XTTS : Intermediate downtime, supports cross‑platform moves and incremental backup, balancing simplicity and speed.

XTTS Basic Procedure

The process mirrors TTS with additional steps for incremental handling:

Set source tablespace to READ ONLY.

Transfer data files to the target.

Convert file byte order if needed.

Export metadata from source and import on target.

Set target tablespace to READ WRITE.

Perform incremental backup (C) and restore (D) repeatedly.

Finalize with a last incremental backup and metadata import.

Key Parameters

XTTS relies on the DBMS_FILE_TRANSFER package. Required parameters include:

Platform ID (queried from source).

Source data‑file directory.

Target data‑file directory.

Target DB link.

Backup destination paths for full and incremental files.

Practical Example Commands

Typical workflow using the provided Perl driver: $ORACLE_HOME/perl/bin/perl xttdriver.pl -S – generates xttnewdatafiles.txt and getfile.sql. $ORACLE_HOME/perl/bin/perl xttdriver.pl -i – creates an incremental backup and produces tsbkupmap.txt, incrbackups.txt, xttplan.txt. $ORACLE_HOME/perl/bin/perl xttdriver.pl -r – restores the incremental backup on the target. $ORACLE_HOME/perl/bin/perl xttdriver.pl -s – advances the SCN to set the start point for the next incremental backup.

Performance Tips

To reduce migration time, enable Oracle BCT (Block Change Tracking) for faster incremental backups, run parallel transfers in RMAN, and split large tablespaces into multiple slices for concurrent file copy. During metadata import, skip statistics on the first pass and add them on the second pass with parallelism to speed up the process.

Pre‑Migration Checklist

Identify tablespaces to migrate and confirm required data.

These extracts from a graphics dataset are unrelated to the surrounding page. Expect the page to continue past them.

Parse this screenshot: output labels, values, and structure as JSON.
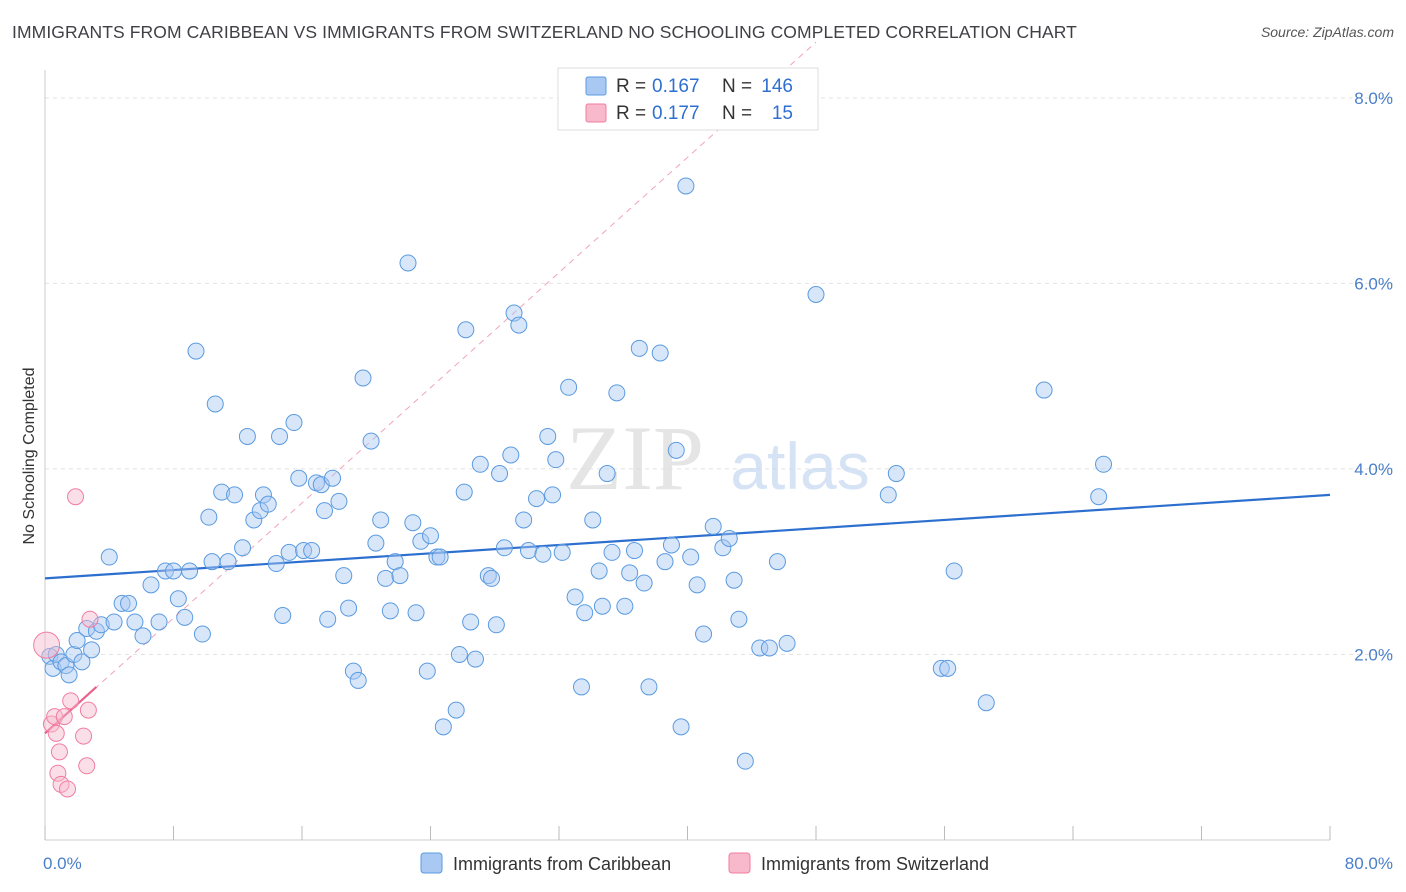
{
  "title": "IMMIGRANTS FROM CARIBBEAN VS IMMIGRANTS FROM SWITZERLAND NO SCHOOLING COMPLETED CORRELATION CHART",
  "source": "Source: ZipAtlas.com",
  "watermark": {
    "zip": "ZIP",
    "atlas": "atlas"
  },
  "legend_top": {
    "rows": [
      {
        "r_label": "R = ",
        "r_value": "0.167",
        "n_label": "N = ",
        "n_value": "146",
        "color": "#a9c8f2"
      },
      {
        "r_label": "R = ",
        "r_value": "0.177",
        "n_label": "N = ",
        "n_value": "15",
        "color": "#f7b9cb"
      }
    ]
  },
  "legend_bottom": [
    {
      "label": "Immigrants from Caribbean",
      "color": "#a9c8f2"
    },
    {
      "label": "Immigrants from Switzerland",
      "color": "#f7b9cb"
    }
  ],
  "chart_data": {
    "type": "scatter",
    "xlabel": "",
    "ylabel": "No Schooling Completed",
    "xlim": [
      0,
      80
    ],
    "ylim": [
      0,
      8.3
    ],
    "x_tick_labels": [
      "0.0%",
      "80.0%"
    ],
    "y_ticks": [
      2,
      4,
      6,
      8
    ],
    "y_tick_labels": [
      "2.0%",
      "4.0%",
      "6.0%",
      "8.0%"
    ],
    "grid": true,
    "legend_position": "top-center",
    "colors": {
      "caribbean": "#5b9be0",
      "caribbean_fill": "#a9c8f2",
      "caribbean_line": "#2c6fcf",
      "switzerland": "#f07ea1",
      "switzerland_fill": "#f7b9cb",
      "switzerland_line": "#e8628c"
    },
    "series": [
      {
        "name": "Immigrants from Caribbean",
        "trend": {
          "x": [
            0,
            80
          ],
          "y": [
            2.82,
            3.72
          ]
        },
        "points": [
          [
            0.3,
            1.98
          ],
          [
            0.5,
            1.85
          ],
          [
            0.7,
            2.0
          ],
          [
            1.0,
            1.92
          ],
          [
            1.3,
            1.88
          ],
          [
            1.5,
            1.78
          ],
          [
            1.8,
            2.0
          ],
          [
            2.0,
            2.15
          ],
          [
            2.3,
            1.92
          ],
          [
            2.6,
            2.28
          ],
          [
            2.9,
            2.05
          ],
          [
            3.2,
            2.25
          ],
          [
            3.5,
            2.32
          ],
          [
            4.0,
            3.05
          ],
          [
            4.3,
            2.35
          ],
          [
            4.8,
            2.55
          ],
          [
            5.2,
            2.55
          ],
          [
            5.6,
            2.35
          ],
          [
            6.1,
            2.2
          ],
          [
            6.6,
            2.75
          ],
          [
            7.1,
            2.35
          ],
          [
            7.5,
            2.9
          ],
          [
            8.0,
            2.9
          ],
          [
            8.3,
            2.6
          ],
          [
            8.7,
            2.4
          ],
          [
            9.0,
            2.9
          ],
          [
            9.4,
            5.27
          ],
          [
            9.8,
            2.22
          ],
          [
            10.2,
            3.48
          ],
          [
            10.4,
            3.0
          ],
          [
            10.6,
            4.7
          ],
          [
            11.0,
            3.75
          ],
          [
            11.4,
            3.0
          ],
          [
            11.8,
            3.72
          ],
          [
            12.3,
            3.15
          ],
          [
            12.6,
            4.35
          ],
          [
            13.0,
            3.45
          ],
          [
            13.4,
            3.55
          ],
          [
            13.6,
            3.72
          ],
          [
            13.9,
            3.62
          ],
          [
            14.4,
            2.98
          ],
          [
            14.6,
            4.35
          ],
          [
            14.8,
            2.42
          ],
          [
            15.2,
            3.1
          ],
          [
            15.5,
            4.5
          ],
          [
            15.8,
            3.9
          ],
          [
            16.1,
            3.12
          ],
          [
            16.6,
            3.12
          ],
          [
            16.9,
            3.85
          ],
          [
            17.2,
            3.83
          ],
          [
            17.4,
            3.55
          ],
          [
            17.6,
            2.38
          ],
          [
            17.9,
            3.9
          ],
          [
            18.3,
            3.65
          ],
          [
            18.6,
            2.85
          ],
          [
            18.9,
            2.5
          ],
          [
            19.2,
            1.82
          ],
          [
            19.5,
            1.72
          ],
          [
            19.8,
            4.98
          ],
          [
            20.3,
            4.3
          ],
          [
            20.6,
            3.2
          ],
          [
            20.9,
            3.45
          ],
          [
            21.2,
            2.82
          ],
          [
            21.5,
            2.47
          ],
          [
            21.8,
            3.0
          ],
          [
            22.1,
            2.85
          ],
          [
            22.6,
            6.22
          ],
          [
            22.9,
            3.42
          ],
          [
            23.1,
            2.45
          ],
          [
            23.4,
            3.22
          ],
          [
            23.8,
            1.82
          ],
          [
            24.0,
            3.28
          ],
          [
            24.4,
            3.05
          ],
          [
            24.6,
            3.05
          ],
          [
            24.8,
            1.22
          ],
          [
            25.6,
            1.4
          ],
          [
            25.8,
            2.0
          ],
          [
            26.1,
            3.75
          ],
          [
            26.2,
            5.5
          ],
          [
            26.5,
            2.35
          ],
          [
            26.8,
            1.95
          ],
          [
            27.1,
            4.05
          ],
          [
            27.6,
            2.85
          ],
          [
            27.8,
            2.82
          ],
          [
            28.1,
            2.32
          ],
          [
            28.3,
            3.95
          ],
          [
            28.6,
            3.15
          ],
          [
            29.0,
            4.15
          ],
          [
            29.2,
            5.68
          ],
          [
            29.5,
            5.55
          ],
          [
            29.8,
            3.45
          ],
          [
            30.1,
            3.12
          ],
          [
            30.6,
            3.68
          ],
          [
            31.0,
            3.08
          ],
          [
            31.3,
            4.35
          ],
          [
            31.6,
            3.72
          ],
          [
            31.8,
            4.1
          ],
          [
            32.2,
            3.1
          ],
          [
            32.6,
            4.88
          ],
          [
            33.0,
            2.62
          ],
          [
            33.4,
            1.65
          ],
          [
            33.6,
            2.45
          ],
          [
            34.1,
            3.45
          ],
          [
            34.5,
            2.9
          ],
          [
            34.7,
            2.52
          ],
          [
            35.0,
            3.95
          ],
          [
            35.3,
            3.1
          ],
          [
            35.6,
            4.82
          ],
          [
            36.1,
            2.52
          ],
          [
            36.4,
            2.88
          ],
          [
            36.7,
            3.12
          ],
          [
            37.0,
            5.3
          ],
          [
            37.3,
            2.77
          ],
          [
            37.6,
            1.65
          ],
          [
            38.3,
            5.25
          ],
          [
            38.6,
            3.0
          ],
          [
            39.0,
            3.18
          ],
          [
            39.3,
            4.2
          ],
          [
            39.6,
            1.22
          ],
          [
            39.9,
            7.05
          ],
          [
            40.2,
            3.05
          ],
          [
            40.6,
            2.75
          ],
          [
            41.0,
            2.22
          ],
          [
            41.6,
            3.38
          ],
          [
            42.2,
            3.15
          ],
          [
            42.6,
            3.25
          ],
          [
            42.9,
            2.8
          ],
          [
            43.2,
            2.38
          ],
          [
            43.6,
            0.85
          ],
          [
            44.5,
            2.07
          ],
          [
            45.1,
            2.07
          ],
          [
            45.6,
            3.0
          ],
          [
            46.2,
            2.12
          ],
          [
            48.0,
            5.88
          ],
          [
            52.5,
            3.72
          ],
          [
            53.0,
            3.95
          ],
          [
            55.8,
            1.85
          ],
          [
            56.2,
            1.85
          ],
          [
            56.6,
            2.9
          ],
          [
            58.6,
            1.48
          ],
          [
            62.2,
            4.85
          ],
          [
            65.6,
            3.7
          ],
          [
            65.9,
            4.05
          ]
        ]
      },
      {
        "name": "Immigrants from Switzerland",
        "trend": {
          "x": [
            0,
            3.2
          ],
          "y": [
            1.15,
            1.65
          ]
        },
        "points": [
          [
            0.1,
            2.1
          ],
          [
            0.4,
            1.25
          ],
          [
            0.6,
            1.33
          ],
          [
            0.7,
            1.15
          ],
          [
            0.8,
            0.72
          ],
          [
            0.9,
            0.95
          ],
          [
            1.0,
            0.6
          ],
          [
            1.2,
            1.33
          ],
          [
            1.4,
            0.55
          ],
          [
            1.6,
            1.5
          ],
          [
            1.9,
            3.7
          ],
          [
            2.4,
            1.12
          ],
          [
            2.6,
            0.8
          ],
          [
            2.7,
            1.4
          ],
          [
            2.8,
            2.38
          ]
        ]
      }
    ]
  }
}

Verify source character set and check for empty segments.

Validate objects for invalid status and XMLSchema‑based types.

Create necessary DB links on the target.

Ensure tablespace names are unique on the target and that no application users reside in SYSTEM, SYSAUX, or USERS.

Confirm all tablespaces are self‑contained and prepare scripts for user and temporary tablespace creation.

Conclusion

XTTS enables cross‑platform Oracle migrations with relatively short downtime, simplifying the DBA’s workload while supporting incremental data movement and offering flexibility between the simplicity of Data Pump and the near‑zero downtime of GoldenGate.

Q&A

Q1: Can archival backup be used for incremental restore?

A1: No, XTTS does not support archival backup for incremental restores.

Q2: Does enabling parallel transfer for a 20 TB migration affect production?

A2: Parallelism can be used for both initial file transfer and incremental backup; impact depends on network bandwidth and should be tested.

Q3: Will parallel transfer cause production pauses?

A3: Parallel jobs consume resources; reserve enough capacity to avoid affecting live workloads.

Q4: Could EXP export encounter ORA‑01555?

A4: With tablespaces set to READ ONLY, ORA‑01555 is unlikely.

Q5: Why does XTTS restart the target during the –l step?

A5: The –l operation brings the target to NOMOUNT state for file recovery; a separate instance can be used to avoid disrupting the production database.